Il m'a regardé puis a souri. Je crois qu'il ne sait pas où m'emmener, et je ne compte pas l'aider. Alors qu’il tourne la clé pour allumer le moteur, je m'interroge, et il affiche un regard malicieux sous le mien interloqué. Il a manœuvré pour sortir de sa petite place de parking en face du grand mur, pièce d’art phare de Portland, et il se remet sur la route. Les arbres encore abimés par le froid de l’hiver forment des bourgeons, le soleil filtre entre les branches d’arbres et vient caresser ma joue de sa douce chaleur.

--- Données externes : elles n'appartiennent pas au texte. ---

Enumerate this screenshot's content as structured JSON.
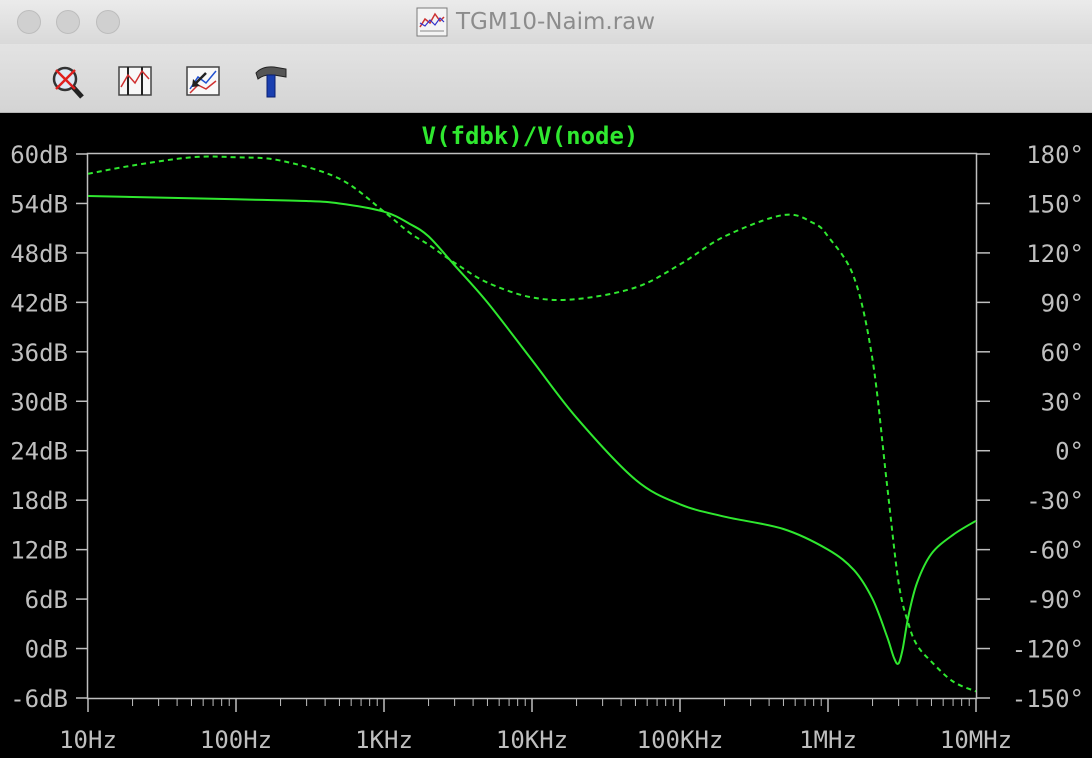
{
  "window": {
    "title": "TGM10-Naim.raw"
  },
  "toolbar": {
    "tools": [
      "zoom-cancel-icon",
      "autorange-icon",
      "undo-zoom-icon",
      "hammer-icon"
    ]
  },
  "chart_data": {
    "type": "line",
    "title": "V(fdbk)/V(node)",
    "xscale": "log",
    "xlim": [
      10,
      10000000
    ],
    "x_ticks": [
      "10Hz",
      "100Hz",
      "1KHz",
      "10KHz",
      "100KHz",
      "1MHz",
      "10MHz"
    ],
    "ylim": [
      -6,
      60
    ],
    "y_ticks": [
      "60dB",
      "54dB",
      "48dB",
      "42dB",
      "36dB",
      "30dB",
      "24dB",
      "18dB",
      "12dB",
      "6dB",
      "0dB",
      "-6dB"
    ],
    "y2lim": [
      -150,
      180
    ],
    "y2_ticks": [
      "180°",
      "150°",
      "120°",
      "90°",
      "60°",
      "30°",
      "0°",
      "-30°",
      "-60°",
      "-90°",
      "-120°",
      "-150°"
    ],
    "color": "#2fe82f",
    "background": "#000000",
    "grid": false,
    "series": [
      {
        "quantity": "magnitude",
        "unit": "dB",
        "axis": "left",
        "style": "solid",
        "x": [
          10,
          100,
          300,
          500,
          1000,
          1500,
          2000,
          3000,
          5000,
          10000,
          20000,
          50000,
          100000,
          200000,
          500000,
          1000000,
          1500000,
          2000000,
          2500000,
          2800000,
          3000000,
          3200000,
          3500000,
          4000000,
          5000000,
          7000000,
          10000000
        ],
        "y": [
          54.9,
          54.5,
          54.3,
          54.0,
          53.0,
          51.5,
          50.0,
          46.5,
          42.0,
          35.0,
          28.0,
          20.5,
          17.5,
          16.0,
          14.5,
          12.0,
          9.5,
          6.0,
          1.5,
          -1.2,
          -1.8,
          0.0,
          4.0,
          8.0,
          11.5,
          13.8,
          15.5
        ]
      },
      {
        "quantity": "phase",
        "unit": "°",
        "axis": "right",
        "style": "dashed",
        "x": [
          10,
          20,
          50,
          100,
          200,
          500,
          1000,
          1500,
          2000,
          3000,
          5000,
          10000,
          20000,
          50000,
          100000,
          200000,
          500000,
          800000,
          1000000,
          1500000,
          2000000,
          2500000,
          3000000,
          3500000,
          4000000,
          5000000,
          7000000,
          10000000
        ],
        "y": [
          168,
          173,
          178,
          178,
          176,
          165,
          145,
          132,
          125,
          114,
          102,
          93,
          92,
          99,
          113,
          130,
          143,
          138,
          130,
          105,
          55,
          -20,
          -80,
          -105,
          -118,
          -128,
          -140,
          -146
        ]
      }
    ]
  }
}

Je me sens tellement bien à ce moment que je ne peux m’empêcher de me demander si Liam aussi apprécie le moment, au moins autant que moi, ou s'il y est tellement habitué qu'il n'y fait même plus attention.

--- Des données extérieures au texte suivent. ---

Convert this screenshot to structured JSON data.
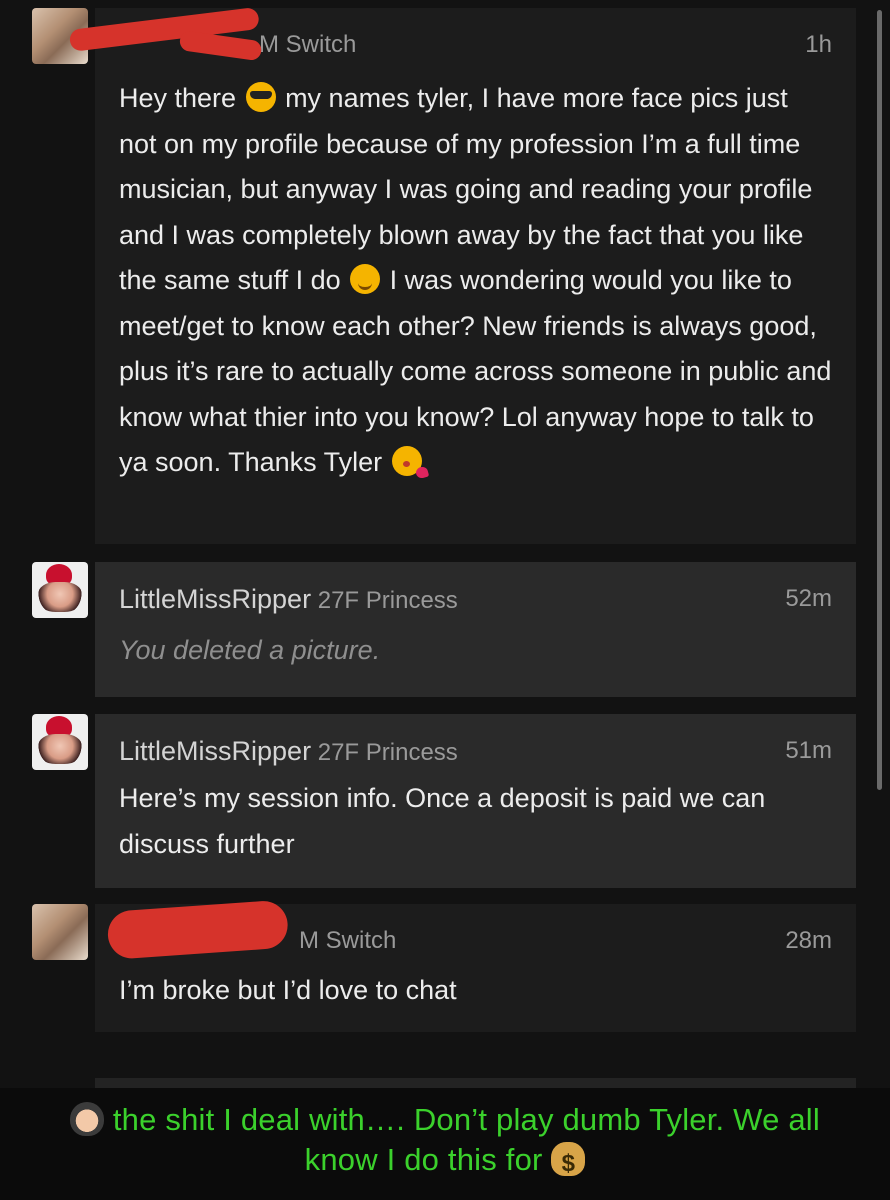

Discrètement, je sors mon téléphone de ma poche, pour la première fois depuis ce matin, depuis dix heures. Il ne reste plus que quatorze heures à passer avec lui, puis il partira, et je reprendrai ma vie comme je l'avais laissé : absolument platonique. Je ne saurais pas vraiment dire si retourner à ma vie aussi vite me convient ou si ça me fait peur. À vrai dire, je suis mitigée. Il y a plusieurs fois où j’ai souhaité que quelque chose de fou m’arrive pour me redonner goût à la vie — hier soir encore d'ailleurs, mais dans un autre temps, je trouve cette situation trop invraisemblable pour m’autoriser à pleinement en profiter. En même temps, je vois que j’ai plusieurs notifications, mais je n’y prête pas attention, pas tout de suite. Finalement, je crois que je devrais me consacrer pleinement à cette journée particulière. J'ai tant de fois rêvé de me faire sortir de mon quotidien morose, qu'on m'ouvre une porte pour m'évader et vivre un moment particulier. Aujourd'hui, c'est plus qu'un moment qui m'est offert. Je verrouille à nouveau mon téléphone et observe Liam. Je n’essaye même pas de me cacher cette fois, et il le sent puisqu’il me lance plusieurs regards mais je m’en fiche. Je continue de le détailler indiscrètement, j’essaye de sonder son esprit et savoir ce à quoi il pense. À un moment, il rigole, un peu gêné et me demande d’arrêter, mais je secoue la tête pour signifier mon refus, un visage narquois plaqué sur les lèvres. Il rigole doucement puis soudain plus fort quand je l’accompagne. Alors que nous sommes arrêtés à un feu rouge, Liam semble hésité quant à la direction qu’il doit prendre et soudain je me dis qu’il n’a pas la moindre idée d’où nous pourrions nous rendre. Il me confirme ce que je pensais en me disant :
— Je t'avoue que je tombe à court d'idées. Je ne sais pas où t'emmener.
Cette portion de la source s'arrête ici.